I was messing around a bit in C++ when I came across an issue that made absolutely no sense to me. For some reason with a variable equal to 2, 2 > 0 returns false, but 2 <= 0 and 2 >= 0 return true, while also somehow 2 < 0 and 2 == 0 return false.
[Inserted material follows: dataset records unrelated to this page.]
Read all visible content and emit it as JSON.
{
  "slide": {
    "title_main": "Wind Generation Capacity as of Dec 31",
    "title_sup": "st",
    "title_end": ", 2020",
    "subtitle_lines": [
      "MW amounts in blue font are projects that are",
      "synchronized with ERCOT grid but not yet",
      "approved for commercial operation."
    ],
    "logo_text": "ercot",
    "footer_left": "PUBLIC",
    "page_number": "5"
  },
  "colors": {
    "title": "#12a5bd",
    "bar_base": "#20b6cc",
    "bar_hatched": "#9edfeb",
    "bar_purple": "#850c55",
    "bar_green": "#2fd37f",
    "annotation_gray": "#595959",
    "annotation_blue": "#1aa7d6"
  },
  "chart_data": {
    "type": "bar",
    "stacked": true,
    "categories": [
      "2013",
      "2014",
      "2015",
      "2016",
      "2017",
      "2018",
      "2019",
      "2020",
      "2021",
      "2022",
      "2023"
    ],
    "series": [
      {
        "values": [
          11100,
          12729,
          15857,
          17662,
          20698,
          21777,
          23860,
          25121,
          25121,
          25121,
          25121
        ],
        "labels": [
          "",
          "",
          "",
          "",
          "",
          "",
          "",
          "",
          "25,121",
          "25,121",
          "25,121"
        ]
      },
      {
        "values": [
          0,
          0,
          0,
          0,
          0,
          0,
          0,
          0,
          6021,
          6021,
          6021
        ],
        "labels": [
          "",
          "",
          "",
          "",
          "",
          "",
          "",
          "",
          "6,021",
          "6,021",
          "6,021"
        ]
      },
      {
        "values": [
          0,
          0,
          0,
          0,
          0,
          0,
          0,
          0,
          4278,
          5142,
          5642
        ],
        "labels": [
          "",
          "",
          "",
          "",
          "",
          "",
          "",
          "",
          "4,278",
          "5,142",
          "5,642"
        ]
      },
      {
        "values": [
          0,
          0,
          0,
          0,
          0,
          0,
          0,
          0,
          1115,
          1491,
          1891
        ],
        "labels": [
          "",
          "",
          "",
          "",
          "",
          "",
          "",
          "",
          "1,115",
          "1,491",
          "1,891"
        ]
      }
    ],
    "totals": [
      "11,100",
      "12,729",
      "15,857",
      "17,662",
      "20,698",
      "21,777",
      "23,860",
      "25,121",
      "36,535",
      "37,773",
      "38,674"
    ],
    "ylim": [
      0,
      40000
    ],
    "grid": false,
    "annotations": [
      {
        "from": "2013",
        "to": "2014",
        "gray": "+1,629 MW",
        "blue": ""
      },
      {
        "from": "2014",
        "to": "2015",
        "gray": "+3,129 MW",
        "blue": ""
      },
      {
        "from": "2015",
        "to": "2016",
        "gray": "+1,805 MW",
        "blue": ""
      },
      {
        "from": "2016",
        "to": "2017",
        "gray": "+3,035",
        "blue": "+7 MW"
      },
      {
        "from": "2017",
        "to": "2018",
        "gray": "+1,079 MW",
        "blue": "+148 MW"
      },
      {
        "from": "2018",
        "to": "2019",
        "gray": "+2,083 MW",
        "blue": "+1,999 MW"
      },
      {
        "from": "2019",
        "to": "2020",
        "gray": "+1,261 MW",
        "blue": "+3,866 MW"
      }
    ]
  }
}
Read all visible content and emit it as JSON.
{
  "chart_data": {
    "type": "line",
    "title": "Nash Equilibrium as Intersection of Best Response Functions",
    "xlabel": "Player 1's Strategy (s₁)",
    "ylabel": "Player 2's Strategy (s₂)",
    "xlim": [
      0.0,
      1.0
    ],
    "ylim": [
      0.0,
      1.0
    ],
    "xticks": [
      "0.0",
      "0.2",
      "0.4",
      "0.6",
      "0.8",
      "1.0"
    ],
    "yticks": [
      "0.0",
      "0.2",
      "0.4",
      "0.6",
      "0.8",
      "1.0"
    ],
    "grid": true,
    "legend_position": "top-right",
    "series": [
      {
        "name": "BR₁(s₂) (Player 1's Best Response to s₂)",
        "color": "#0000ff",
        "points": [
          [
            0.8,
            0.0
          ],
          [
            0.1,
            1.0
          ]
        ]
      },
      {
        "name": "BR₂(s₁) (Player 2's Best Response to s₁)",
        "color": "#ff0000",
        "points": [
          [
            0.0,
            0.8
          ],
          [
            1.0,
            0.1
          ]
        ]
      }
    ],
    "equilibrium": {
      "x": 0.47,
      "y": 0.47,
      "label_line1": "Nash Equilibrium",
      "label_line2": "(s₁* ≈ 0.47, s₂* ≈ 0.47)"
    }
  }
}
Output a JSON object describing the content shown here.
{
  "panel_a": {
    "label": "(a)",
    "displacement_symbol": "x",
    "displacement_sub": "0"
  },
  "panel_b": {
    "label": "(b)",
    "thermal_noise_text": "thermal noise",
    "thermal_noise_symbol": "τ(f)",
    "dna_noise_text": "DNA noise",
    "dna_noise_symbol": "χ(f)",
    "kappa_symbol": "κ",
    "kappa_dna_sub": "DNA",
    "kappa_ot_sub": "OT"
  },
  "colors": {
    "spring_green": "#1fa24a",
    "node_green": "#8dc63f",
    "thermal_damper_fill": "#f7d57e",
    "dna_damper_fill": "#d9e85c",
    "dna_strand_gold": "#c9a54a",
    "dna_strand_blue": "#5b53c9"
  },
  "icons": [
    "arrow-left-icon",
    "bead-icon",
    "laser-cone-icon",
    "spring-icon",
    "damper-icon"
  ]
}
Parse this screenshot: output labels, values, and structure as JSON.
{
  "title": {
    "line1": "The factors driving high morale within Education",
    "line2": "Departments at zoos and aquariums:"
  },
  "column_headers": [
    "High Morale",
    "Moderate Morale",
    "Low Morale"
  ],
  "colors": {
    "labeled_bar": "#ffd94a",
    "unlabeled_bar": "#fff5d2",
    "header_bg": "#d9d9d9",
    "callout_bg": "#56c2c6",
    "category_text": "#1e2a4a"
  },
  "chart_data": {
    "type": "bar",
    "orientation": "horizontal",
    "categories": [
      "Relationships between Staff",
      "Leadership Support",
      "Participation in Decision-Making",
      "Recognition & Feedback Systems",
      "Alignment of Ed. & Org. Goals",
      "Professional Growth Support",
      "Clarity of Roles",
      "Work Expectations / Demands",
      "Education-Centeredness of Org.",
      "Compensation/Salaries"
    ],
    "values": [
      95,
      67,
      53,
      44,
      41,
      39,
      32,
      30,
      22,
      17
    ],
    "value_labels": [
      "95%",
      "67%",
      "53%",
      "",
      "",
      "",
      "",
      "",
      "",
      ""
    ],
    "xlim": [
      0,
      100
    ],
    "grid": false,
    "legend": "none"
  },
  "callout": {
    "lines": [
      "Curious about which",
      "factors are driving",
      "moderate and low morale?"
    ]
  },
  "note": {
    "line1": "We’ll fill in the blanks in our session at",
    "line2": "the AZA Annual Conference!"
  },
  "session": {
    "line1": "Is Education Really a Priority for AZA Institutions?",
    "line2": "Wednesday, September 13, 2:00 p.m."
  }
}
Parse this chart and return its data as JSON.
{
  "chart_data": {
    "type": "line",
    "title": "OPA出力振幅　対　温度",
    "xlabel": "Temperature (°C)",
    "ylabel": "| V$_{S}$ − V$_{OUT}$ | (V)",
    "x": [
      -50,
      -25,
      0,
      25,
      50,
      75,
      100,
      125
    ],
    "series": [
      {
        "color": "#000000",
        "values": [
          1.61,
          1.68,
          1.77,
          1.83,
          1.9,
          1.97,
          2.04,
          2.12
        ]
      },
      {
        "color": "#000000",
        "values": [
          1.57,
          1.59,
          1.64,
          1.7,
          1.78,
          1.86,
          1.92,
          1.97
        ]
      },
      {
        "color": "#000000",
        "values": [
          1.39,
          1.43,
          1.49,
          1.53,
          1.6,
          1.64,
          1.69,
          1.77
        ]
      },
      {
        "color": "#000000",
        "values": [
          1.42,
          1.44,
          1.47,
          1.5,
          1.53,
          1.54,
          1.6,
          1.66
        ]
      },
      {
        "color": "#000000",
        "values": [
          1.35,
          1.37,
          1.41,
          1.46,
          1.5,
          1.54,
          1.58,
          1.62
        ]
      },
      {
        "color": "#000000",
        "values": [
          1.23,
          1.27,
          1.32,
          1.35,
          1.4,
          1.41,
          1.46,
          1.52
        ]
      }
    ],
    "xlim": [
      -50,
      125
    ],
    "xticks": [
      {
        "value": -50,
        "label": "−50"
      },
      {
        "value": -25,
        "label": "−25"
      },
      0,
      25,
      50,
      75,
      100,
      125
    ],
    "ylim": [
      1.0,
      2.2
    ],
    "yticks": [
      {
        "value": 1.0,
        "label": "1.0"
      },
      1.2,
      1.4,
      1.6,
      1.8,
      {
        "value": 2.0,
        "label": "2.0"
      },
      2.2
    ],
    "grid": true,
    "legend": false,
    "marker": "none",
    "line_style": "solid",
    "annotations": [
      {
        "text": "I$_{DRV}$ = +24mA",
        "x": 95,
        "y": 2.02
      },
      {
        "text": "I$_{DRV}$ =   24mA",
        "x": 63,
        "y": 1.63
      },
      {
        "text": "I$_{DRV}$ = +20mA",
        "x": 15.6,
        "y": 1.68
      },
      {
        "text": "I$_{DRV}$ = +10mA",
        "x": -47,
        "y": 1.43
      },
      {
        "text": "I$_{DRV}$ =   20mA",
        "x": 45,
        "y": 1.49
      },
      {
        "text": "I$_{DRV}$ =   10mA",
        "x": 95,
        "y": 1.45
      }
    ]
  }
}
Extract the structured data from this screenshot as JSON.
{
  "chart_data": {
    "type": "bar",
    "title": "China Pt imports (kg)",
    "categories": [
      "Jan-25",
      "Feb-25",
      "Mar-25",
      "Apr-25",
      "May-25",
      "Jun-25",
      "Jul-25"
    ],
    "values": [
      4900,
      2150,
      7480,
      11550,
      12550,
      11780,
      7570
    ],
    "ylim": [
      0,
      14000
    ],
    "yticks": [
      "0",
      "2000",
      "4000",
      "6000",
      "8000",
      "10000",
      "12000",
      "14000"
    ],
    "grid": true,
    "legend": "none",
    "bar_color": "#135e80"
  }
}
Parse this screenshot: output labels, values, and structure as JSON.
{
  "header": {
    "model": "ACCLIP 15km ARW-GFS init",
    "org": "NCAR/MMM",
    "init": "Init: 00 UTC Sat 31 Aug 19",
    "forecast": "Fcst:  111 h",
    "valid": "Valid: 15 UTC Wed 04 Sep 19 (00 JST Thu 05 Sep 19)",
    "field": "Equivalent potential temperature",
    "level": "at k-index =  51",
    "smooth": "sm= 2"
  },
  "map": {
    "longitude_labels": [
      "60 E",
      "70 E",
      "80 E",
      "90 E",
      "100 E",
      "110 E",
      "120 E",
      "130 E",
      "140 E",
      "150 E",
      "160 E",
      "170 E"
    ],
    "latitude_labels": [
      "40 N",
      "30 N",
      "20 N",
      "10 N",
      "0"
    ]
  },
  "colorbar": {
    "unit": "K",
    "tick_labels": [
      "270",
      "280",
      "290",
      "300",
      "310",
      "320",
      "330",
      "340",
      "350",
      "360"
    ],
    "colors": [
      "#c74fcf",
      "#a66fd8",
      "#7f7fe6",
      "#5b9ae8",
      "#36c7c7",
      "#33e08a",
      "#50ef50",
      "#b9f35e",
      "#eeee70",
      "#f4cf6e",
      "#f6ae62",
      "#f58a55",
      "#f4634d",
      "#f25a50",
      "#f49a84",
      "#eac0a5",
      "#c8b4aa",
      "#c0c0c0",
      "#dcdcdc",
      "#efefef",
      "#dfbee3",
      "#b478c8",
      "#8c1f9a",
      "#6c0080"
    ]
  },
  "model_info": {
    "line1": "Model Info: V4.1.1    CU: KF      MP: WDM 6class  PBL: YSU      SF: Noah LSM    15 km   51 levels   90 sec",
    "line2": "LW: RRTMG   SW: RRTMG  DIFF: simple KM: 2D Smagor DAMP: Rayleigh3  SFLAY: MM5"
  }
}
However, if I use just a static 2, everything works as intended.
Here’s the entire code:
#include <iostream>
using namespace std;
long long f (long long n)
{
while (n > 0);
{
n /= 10;
}
cout << n << ": " << endl;
cout << n << " > 0 = " << (n > 0) << endl;
cout << n << " < 0 = " << (n < 0) << endl;
cout << n << " >= 0 = " << (n >= 0) << endl;
cout << n << " <= 0 = " << (n <= 0) << endl;
cout << 2 << ": " << endl;
cout << 2 << " > 0 = " << (2 > 0) << endl;
cout << 2 << " < 0 = " << (2 < 0) << endl;
cout << 2 << " >= 0 = " << (2 >= 0) << endl;
cout << 2 << " <= 0 = " << (2 <= 0) << endl;
return 0;
}
int main()
{
long long n = 27;
f(n);
}
This returns:
2:
2 > 0 = 0
2 < 0 = 0
2 >= 0 = 1
2 <= 0 = 1
2:
2 > 0 = 1
2 < 0 = 0
2 >= 0 = 1
2 <= 0 = 0
>Solution :
The compiler assumes that n is a zero when evaluating the conditionals.
It’s allowed to do that since while (n > 0); is undefined for positive n, and a compiler is allowed to assume there is no undefined behaviour.
This is plausible since conditionals can cause branch prediction failures whereas simple output of n (which is 2 once you’ve taken the integer division by 10) does not. A lot of compiler optimisation these days is centred around not dumping the pipeline.
With something like this, check the generated assembly.
With a less aggressively optimising compiler, you would probably end up with an infinite loop with no output.